言霊の華 第532号

言霊の華 第五三二号

『「花」のある人になるために』

 

紫陽花(あじさい)が美しく目を楽しませてくれる季節となりました。紫陽花がとても美しいと私が実感したのはいまから十五年程前になります。

この年の1月、恩師中西旭先生が薨(みまか)れ、4月には我が母が逝き、6月には中西先生の弟子であり、教え子であった古神道の大先輩である小林美元先生が薨れました。

奈良で小林美元先生の葬儀を終え、東京の南荻窪の旧宅に帰った時、庭に咲いている紫陽花の前に立ち止まり暫く見入ってしまいました。

「何と美しいのだろう!それまで毎年のように何十回となく見て来たはずのこの花を、こんなに美しいと思ったことがあったであろうか。紫陽花は色を変えながら枯れて行く。この花の美しさを何故今迄氣づかないで生きて来たのか」

この年に入って三人もの大切な人を立て続けに亡くし見送った私でした。そこに命への郷愁、人生の儚き無常感と死生観が重なり、紫陽花の前に立ちすくんでいたのです。

人の一生もそうです。愛する人、敬愛する人との出逢い、そして別れ。その体験の積み重ねの中で人の心は変化し、彩りを変えながら成長していくのです。それも可憐に美しく。この年(歳)になってようやく紫陽花の美しさと価値が判るようになったのでした。

私の中にこの花が咲き始めたのです。ようやく一つになれた・・・。これが十五年前の私の体験でした。この体験は私の詩集「いのち旅ゆく」にもあります。

人はこの世に生れ落ちて多くの人や自然、物事に出逢います。しかしその多くは出逢っているようで実は出逢えていないのです。全ての現象は生命(いのち)の顕われであり、その生命を捉えた時、真実の出逢いを果たします。

仏教の世界でも、無情から無常に達した時、虚から虚空(こくう)に達した時、仏との出逢いを果たすと言われます。

何故神社参拜を続けるのか。最初は願い事ばかりをする祈りが段々と感謝そのものに変わり、「生かされて生きる生命(いのち)」「赦されて生きる生命」を知り、神の生命に纏(まと)われ、神の大生命の営みと延長線上に自分が在(有)るのだと実感できるようになります。

この時神と私が出逢った瞬間であり、大御心を生きようと決意するのです。我々が戦蹟を訪ね、靖国神社参拜するのは、祈りを捧げるのは勿論ですが一方的な祈りをするのではなく、英霊の声を聴くためなのです。

即ち出逢いを果たすため。神の願いが、英霊の願いが、私の本心からの願いになるために。だから我々の鎮魂慰霊は真剣そのものなのです。

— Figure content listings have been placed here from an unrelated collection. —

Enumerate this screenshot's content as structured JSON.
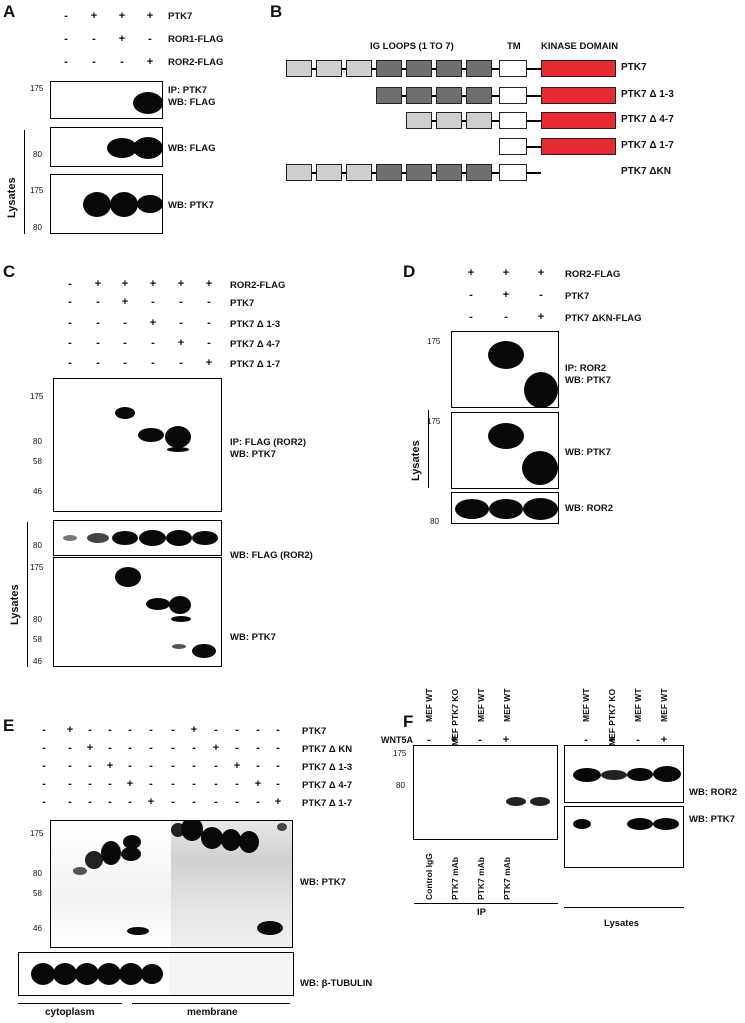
{
  "panels": {
    "A": {
      "letter": "A",
      "conditions": [
        {
          "label": "PTK7",
          "signs": [
            "-",
            "+",
            "+",
            "+"
          ]
        },
        {
          "label": "ROR1-FLAG",
          "signs": [
            "-",
            "-",
            "+",
            "-"
          ]
        },
        {
          "label": "ROR2-FLAG",
          "signs": [
            "-",
            "-",
            "-",
            "+"
          ]
        }
      ],
      "blots": [
        {
          "label1": "IP: PTK7",
          "label2": "WB: FLAG",
          "markers": [
            "175"
          ]
        },
        {
          "label1": "WB: FLAG",
          "markers": [
            "80"
          ]
        },
        {
          "label1": "WB: PTK7",
          "markers": [
            "175",
            "80"
          ]
        }
      ],
      "lysates": "Lysates"
    },
    "B": {
      "letter": "B",
      "header_ig": "IG LOOPS (1 TO 7)",
      "header_tm": "TM",
      "header_kinase": "KINASE DOMAIN",
      "constructs": [
        "PTK7",
        "PTK7 Δ 1-3",
        "PTK7 Δ 4-7",
        "PTK7 Δ 1-7",
        "PTK7 ΔKN"
      ]
    },
    "C": {
      "letter": "C",
      "conditions": [
        {
          "label": "ROR2-FLAG",
          "signs": [
            "-",
            "+",
            "+",
            "+",
            "+",
            "+"
          ]
        },
        {
          "label": "PTK7",
          "signs": [
            "-",
            "-",
            "+",
            "-",
            "-",
            "-"
          ]
        },
        {
          "label": "PTK7 Δ 1-3",
          "signs": [
            "-",
            "-",
            "-",
            "+",
            "-",
            "-"
          ]
        },
        {
          "label": "PTK7 Δ 4-7",
          "signs": [
            "-",
            "-",
            "-",
            "-",
            "+",
            "-"
          ]
        },
        {
          "label": "PTK7 Δ 1-7",
          "signs": [
            "-",
            "-",
            "-",
            "-",
            "-",
            "+"
          ]
        }
      ],
      "blots": [
        {
          "label1": "IP: FLAG (ROR2)",
          "label2": "WB: PTK7",
          "markers": [
            "175",
            "80",
            "58",
            "46"
          ]
        },
        {
          "label1": "WB: FLAG (ROR2)",
          "markers": [
            "80"
          ]
        },
        {
          "label1": "WB: PTK7",
          "markers": [
            "175",
            "80",
            "58",
            "46"
          ]
        }
      ],
      "lysates": "Lysates"
    },
    "D": {
      "letter": "D",
      "conditions": [
        {
          "label": "ROR2-FLAG",
          "signs": [
            "+",
            "+",
            "+"
          ]
        },
        {
          "label": "PTK7",
          "signs": [
            "-",
            "+",
            "-"
          ]
        },
        {
          "label": "PTK7 ΔKN-FLAG",
          "signs": [
            "-",
            "-",
            "+"
          ]
        }
      ],
      "blots": [
        {
          "label1": "IP: ROR2",
          "label2": "WB: PTK7",
          "markers": [
            "175"
          ]
        },
        {
          "label1": "WB: PTK7",
          "markers": [
            "175"
          ]
        },
        {
          "label1": "WB: ROR2",
          "markers": [
            "80"
          ]
        }
      ],
      "lysates": "Lysates"
    },
    "E": {
      "letter": "E",
      "conditions": [
        {
          "label": "PTK7",
          "signs": [
            "-",
            "+",
            "-",
            "-",
            "-",
            "-",
            "-",
            "+",
            "-",
            "-",
            "-",
            "-"
          ]
        },
        {
          "label": "PTK7 Δ KN",
          "signs": [
            "-",
            "-",
            "+",
            "-",
            "-",
            "-",
            "-",
            "-",
            "+",
            "-",
            "-",
            "-"
          ]
        },
        {
          "label": "PTK7 Δ 1-3",
          "signs": [
            "-",
            "-",
            "-",
            "+",
            "-",
            "-",
            "-",
            "-",
            "-",
            "+",
            "-",
            "-"
          ]
        },
        {
          "label": "PTK7 Δ 4-7",
          "signs": [
            "-",
            "-",
            "-",
            "-",
            "+",
            "-",
            "-",
            "-",
            "-",
            "-",
            "+",
            "-"
          ]
        },
        {
          "label": "PTK7 Δ 1-7",
          "signs": [
            "-",
            "-",
            "-",
            "-",
            "-",
            "+",
            "-",
            "-",
            "-",
            "-",
            "-",
            "+"
          ]
        }
      ],
      "blots": [
        {
          "label1": "WB: PTK7",
          "markers": [
            "175",
            "80",
            "58",
            "46"
          ]
        },
        {
          "label1": "WB: β-TUBULIN"
        }
      ],
      "fractions": [
        "cytoplasm",
        "membrane"
      ]
    },
    "F": {
      "letter": "F",
      "cells": [
        "MEF WT",
        "MEF PTK7 KO",
        "MEF WT",
        "MEF WT"
      ],
      "wnt_label": "WNT5A",
      "wnt_signs": [
        "-",
        "+",
        "-",
        "+"
      ],
      "ip_antibodies": [
        "Control IgG",
        "PTK7 mAb",
        "PTK7 mAb",
        "PTK7 mAb"
      ],
      "ip_label": "IP",
      "lysates_label": "Lysates",
      "markers": [
        "175",
        "80"
      ],
      "wb_ror2": "WB: ROR2",
      "wb_ptk7": "WB: PTK7"
    }
  }
}
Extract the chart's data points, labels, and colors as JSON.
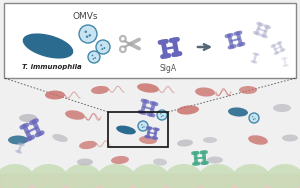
{
  "bg_color": "#f0f0f0",
  "box_bg": "#ffffff",
  "box_border": "#888888",
  "bacterium_dark": "#2b6b8f",
  "bacterium_pink": "#c96b65",
  "bacterium_gray": "#b0b0b8",
  "antibody_purple": "#6666bb",
  "antibody_light": "#aaaacc",
  "antibody_very_light": "#ccccdd",
  "antibody_green": "#44aa88",
  "omv_fill": "#c8e4f0",
  "omv_border": "#4488aa",
  "intestine_fill": "#c8ddb8",
  "intestine_top": "#b8cc9e",
  "villi_pink": "#e8c0b8",
  "scissors_color": "#aaaaaa",
  "arrow_color": "#556677",
  "title_text": "OMVs",
  "label_text": "T. immunophila",
  "siga_text": "SIgA"
}
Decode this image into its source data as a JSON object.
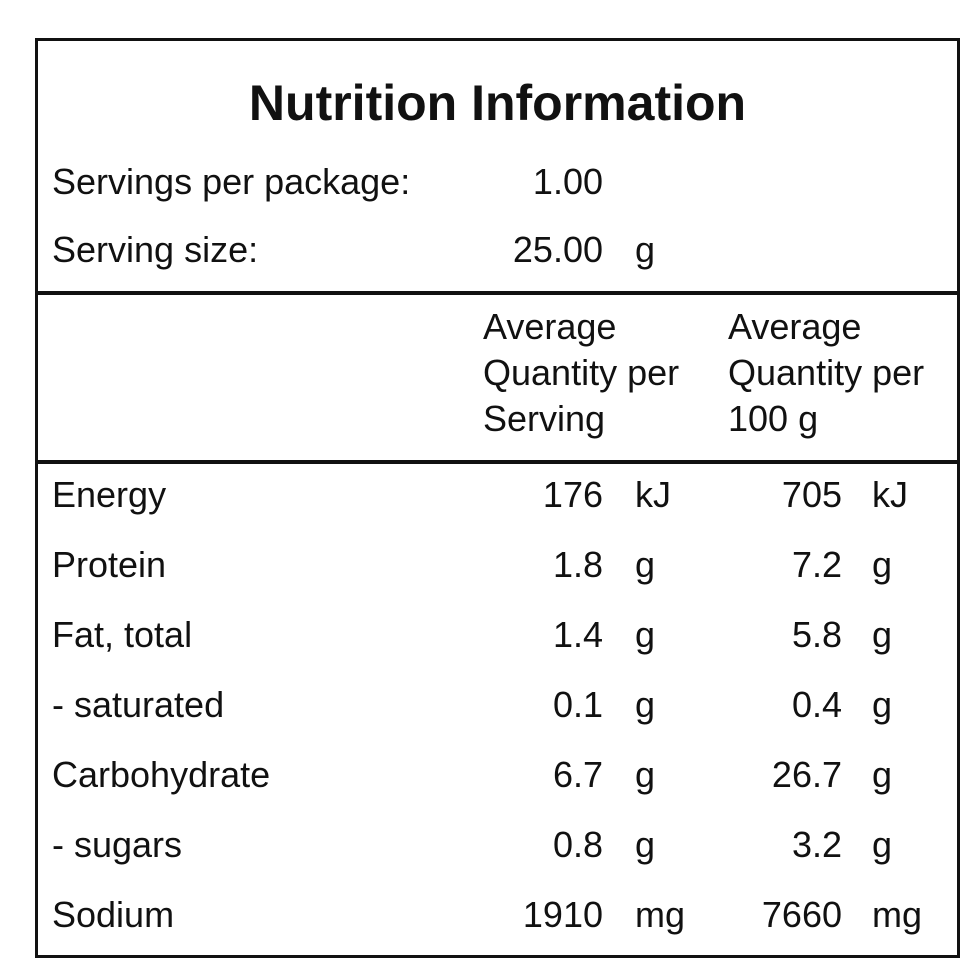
{
  "title": "Nutrition Information",
  "servings": [
    {
      "label": "Servings per package:",
      "value": "1.00"
    },
    {
      "label": "Serving size:",
      "value": "25.00",
      "unit": "g"
    }
  ],
  "header": {
    "per_serving": [
      "Average",
      "Quantity per",
      "Serving"
    ],
    "per_100g": [
      "Average",
      "Quantity per",
      "100 g"
    ]
  },
  "table": {
    "rows": [
      [
        "Energy",
        "176",
        "kJ",
        "705",
        "kJ"
      ],
      [
        "Protein",
        "1.8",
        "g",
        "7.2",
        "g"
      ],
      [
        "Fat, total",
        "1.4",
        "g",
        "5.8",
        "g"
      ],
      [
        "- saturated",
        "0.1",
        "g",
        "0.4",
        "g"
      ],
      [
        "Carbohydrate",
        "6.7",
        "g",
        "26.7",
        "g"
      ],
      [
        "- sugars",
        "0.8",
        "g",
        "3.2",
        "g"
      ],
      [
        "Sodium",
        "1910",
        "mg",
        "7660",
        "mg"
      ]
    ]
  }
}
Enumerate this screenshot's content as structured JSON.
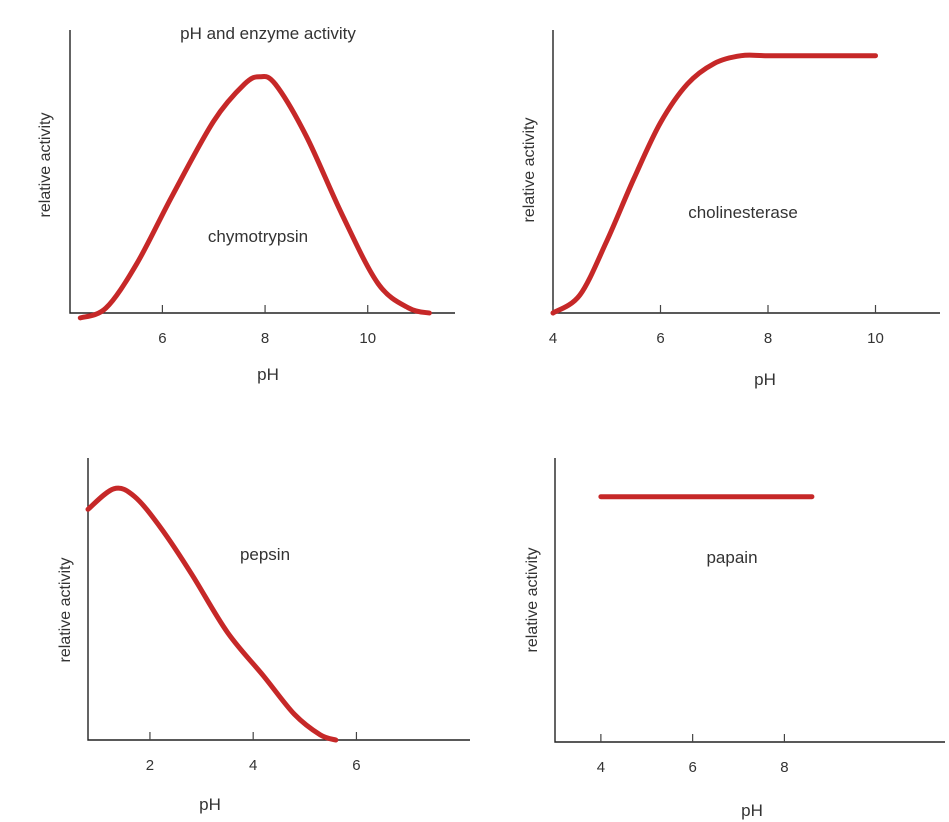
{
  "title": "pH and enzyme activity",
  "chart_data": [
    {
      "type": "line",
      "xlabel": "pH",
      "ylabel": "relative activity",
      "annotation": "chymotrypsin",
      "xlim": [
        4.2,
        11.7
      ],
      "ylim": [
        0,
        1.15
      ],
      "xticks": [
        6,
        8,
        10
      ],
      "tick_labels": [
        "6",
        "8",
        "10"
      ],
      "series": [
        {
          "color": "#c62828",
          "x": [
            4.4,
            4.9,
            5.5,
            6.2,
            7.0,
            7.6,
            7.9,
            8.2,
            8.8,
            9.5,
            10.2,
            10.8,
            11.2
          ],
          "y": [
            -0.02,
            0.02,
            0.2,
            0.48,
            0.78,
            0.93,
            0.96,
            0.93,
            0.72,
            0.4,
            0.12,
            0.02,
            0.0
          ]
        }
      ]
    },
    {
      "type": "line",
      "xlabel": "pH",
      "ylabel": "relative activity",
      "annotation": "cholinesterase",
      "xlim": [
        4,
        11.2
      ],
      "ylim": [
        0,
        1.1
      ],
      "xticks": [
        4,
        6,
        8,
        10
      ],
      "tick_labels": [
        "4",
        "6",
        "8",
        "10"
      ],
      "series": [
        {
          "color": "#c62828",
          "x": [
            4.0,
            4.5,
            5.0,
            5.5,
            6.0,
            6.5,
            7.0,
            7.5,
            8.0,
            9.0,
            10.0
          ],
          "y": [
            0.0,
            0.07,
            0.28,
            0.52,
            0.74,
            0.89,
            0.97,
            1.0,
            1.0,
            1.0,
            1.0
          ]
        }
      ]
    },
    {
      "type": "line",
      "xlabel": "pH",
      "ylabel": "relative activity",
      "annotation": "pepsin",
      "xlim": [
        0.8,
        8.2
      ],
      "ylim": [
        0,
        1.1
      ],
      "xticks": [
        2,
        4,
        6
      ],
      "tick_labels": [
        "2",
        "4",
        "6"
      ],
      "series": [
        {
          "color": "#c62828",
          "x": [
            0.8,
            1.3,
            1.7,
            2.2,
            2.8,
            3.5,
            4.2,
            4.8,
            5.3,
            5.6
          ],
          "y": [
            0.9,
            0.98,
            0.95,
            0.83,
            0.65,
            0.42,
            0.25,
            0.1,
            0.02,
            0.0
          ]
        }
      ]
    },
    {
      "type": "line",
      "xlabel": "pH",
      "ylabel": "relative activity",
      "annotation": "papain",
      "xlim": [
        3,
        11.5
      ],
      "ylim": [
        0,
        1.1
      ],
      "xticks": [
        4,
        6,
        8
      ],
      "tick_labels": [
        "4",
        "6",
        "8"
      ],
      "series": [
        {
          "color": "#c62828",
          "x": [
            4.0,
            8.6
          ],
          "y": [
            0.95,
            0.95
          ]
        }
      ]
    }
  ]
}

八月十五日終戦記念日。早朝有志たちは靖国神社に集合し参拜後、奥多摩の滝で禊を斎行し、誓いをより本物にします。私の中に神々が、英霊たちが生き始めるのです。全てを魂で捉えた時、天地一切が私であり、私の味方です。

美しい花の季節。日々の喧騒、雑事、雑念を鎮め、しばし美しい花々、自然、神と向き合ってみて下さい。人と向き合うのもいいでしょう。「あなたの中に私が生きている。私の中にあなたが生きている・・・」天地一体です。

あなたの中にきっと花が咲くでしょう。「花のある人」とはそのような人のことを言うのです。